The solution for this is to move the country out of the table, into it’s own table, and add a Foreign Key to the person table that references the country the person belongs to:

+------------+     +------------+
| person     |     | country    |
+------------+     +------------+
| person_id  |  |-1| country_id |
| name       |  |  | name       |
| country_id |*-|  +------------+
+------------+

Now you can list all the countries in the country table, and just link the persons to their respective countries.

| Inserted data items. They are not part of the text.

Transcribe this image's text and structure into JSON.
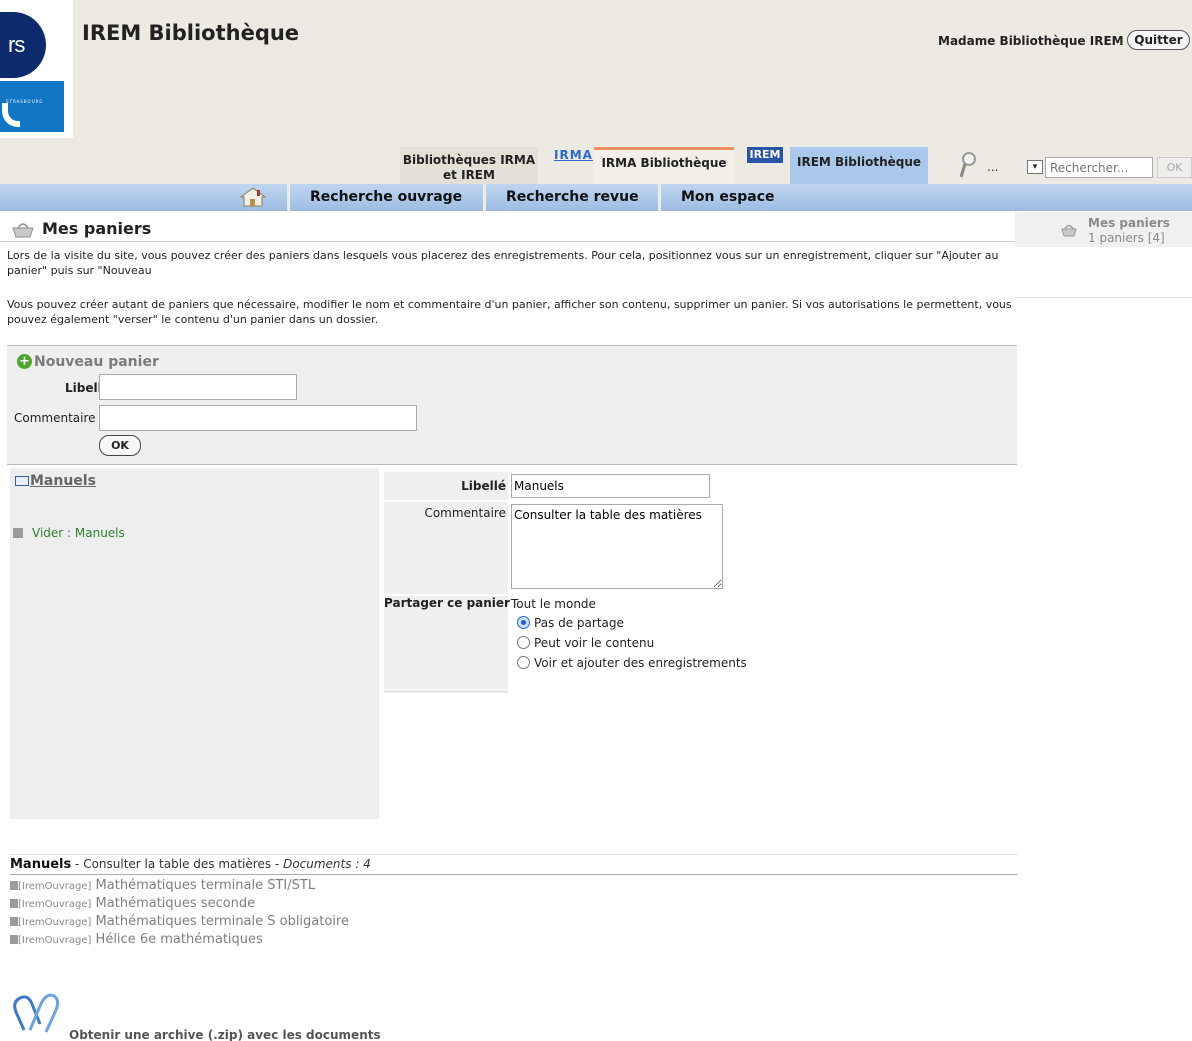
{
  "header": {
    "logo_text": "rs",
    "logo_small": "STRASBOURG",
    "title": "IREM Bibliothèque",
    "user": "Madame Bibliothèque IREM",
    "quit_label": "Quitter"
  },
  "library_tabs": {
    "tab1_label": "Bibliothèques IRMA et IREM",
    "irma_logo": "IRMA",
    "tab2_label": "IRMA Bibliothèque",
    "irem_logo": "IREM",
    "tab3_label": "IREM Bibliothèque"
  },
  "search": {
    "more_label": "...",
    "selector_glyph": "▾",
    "placeholder": "Rechercher...",
    "ok_label": "OK"
  },
  "nav": {
    "items": [
      "Recherche ouvrage",
      "Recherche revue",
      "Mon espace"
    ]
  },
  "right_panel": {
    "title": "Mes paniers",
    "count": "1 paniers [4]"
  },
  "page": {
    "title": "Mes paniers",
    "intro1": "Lors de la visite du site, vous pouvez créer des paniers dans lesquels vous placerez des enregistrements. Pour cela, positionnez vous sur un enregistrement, cliquer sur \"Ajouter au panier\" puis sur \"Nouveau",
    "intro2": "Vous pouvez créer autant de paniers que nécessaire, modifier le nom et commentaire d'un panier, afficher son contenu, supprimer un panier. Si vos autorisations le permettent, vous pouvez également \"verser\" le contenu d'un panier dans un dossier."
  },
  "new_basket": {
    "title": "Nouveau panier",
    "libelle_label": "Libellé",
    "comment_label": "Commentaire",
    "libelle_value": "",
    "comment_value": "",
    "ok_label": "OK"
  },
  "basket": {
    "name": "Manuels",
    "empty_link": "Vider : Manuels",
    "libelle_label": "Libellé",
    "libelle_value": "Manuels",
    "comment_label": "Commentaire",
    "comment_value": "Consulter la table des matières",
    "share_label": "Partager ce panier",
    "share_all": "Tout le monde",
    "share_options": [
      "Pas de partage",
      "Peut voir le contenu",
      "Voir et ajouter des enregistrements"
    ],
    "share_selected": "Pas de partage"
  },
  "contents": {
    "name": "Manuels",
    "sep1": " - ",
    "comment": "Consulter la table des matières",
    "sep2": " - ",
    "count": "Documents : 4",
    "docs": [
      {
        "tag": "[IremOuvrage]",
        "title": "Mathématiques terminale STI/STL"
      },
      {
        "tag": "[IremOuvrage]",
        "title": "Mathématiques seconde"
      },
      {
        "tag": "[IremOuvrage]",
        "title": "Mathématiques terminale S obligatoire"
      },
      {
        "tag": "[IremOuvrage]",
        "title": "Hélice 6e mathématiques"
      }
    ],
    "zip_label": "Obtenir une archive (.zip) avec les documents"
  }
}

2) Second, to address another common 3NF conformity issue, if we wanted to add more than just the country name for each person. If we were to add the city and address info as well, it might looks something like:

+-----------+------+----------+--------+------------------+
| person_id | name | country  | city   | address          |
+-----------+------+----------+--------+------------------+
|         1 | Joe  | France   | Paris  | Eiffel blwd. 101 |
|         2 | Anna | England  | London | English road 302 |
+-----------+------+----------+--------+------------------+

This is basically the same problem we had with the previous example, but we have added two more columns, neither of which should stay in this table either. So, lets try to apply the same solution as last time, but this time move all three location items into a location table, and link the location to the person:

+-------------+     +-------------+
| person      |     | location    |
+-------------+     +-------------+
| person_id   |  |-1| location_id |
| name        |  |  | country     |
| location_id |*-|  | city        |
+-------------+     | address     |
                    +-------------+

This is better, but can you spot the problem?

As you remember, to reach 3NF no field can depend on anything but the PK of the table. But if you look at the location table, notice that “address” depends not only on the PK, but on the “city” field as well. (If the city field changes, so must the address field). The same applies to the city field; it depends on the country field.

This means that, in order to reach 3NF, you need to move country, city and address all into their own tables, each linked to each other. The address table should be linked to the person, the city table linked to the address table, and finally the country table linked to the city table.

+-------------+     +------------
| person      |     | address    
+-------------+     +------------+
| person_id   |  |-1| address_id |
| location_id |*-|  | city_id    |*-|
| name        |     | name       |  |
+-------------+     +------------+  |
                                    |
+------------+     +------------+   |
| country    |     | city       |   |
+------------+     +------------+   |
| country_id |1-|  | city_id    |1--|
| name       |  |-*| country_id |
+------------+     | name       |
                   +------------+

Now this design is in 3NF, and could be considered “normalized”.



Notice

It’s should be mentioned that in some cases, putting your tables into 3NF can have a negative effect on the performance and usability of the table. Before normalizing the table, you could query all the data from the single table with a simple SELECT query. After normalizing it, fetching the exact same result requires three JOINs.

Normalization is a design goal. It may not always be the practical solution. It may in fact be impractical in certain situations to design fully normalized tables. If performance and resource conservation matters a great deal more to you than data integrity, then you may well be better of aiming for a lower NF level.

ALWAYS make sure you tables are in 1NF, but beyond that you must judge the situation for yourself. In 99% of cases, you are be better of at least trying to go for the 3NF. It may spare you some otherwise wasted efforts later on.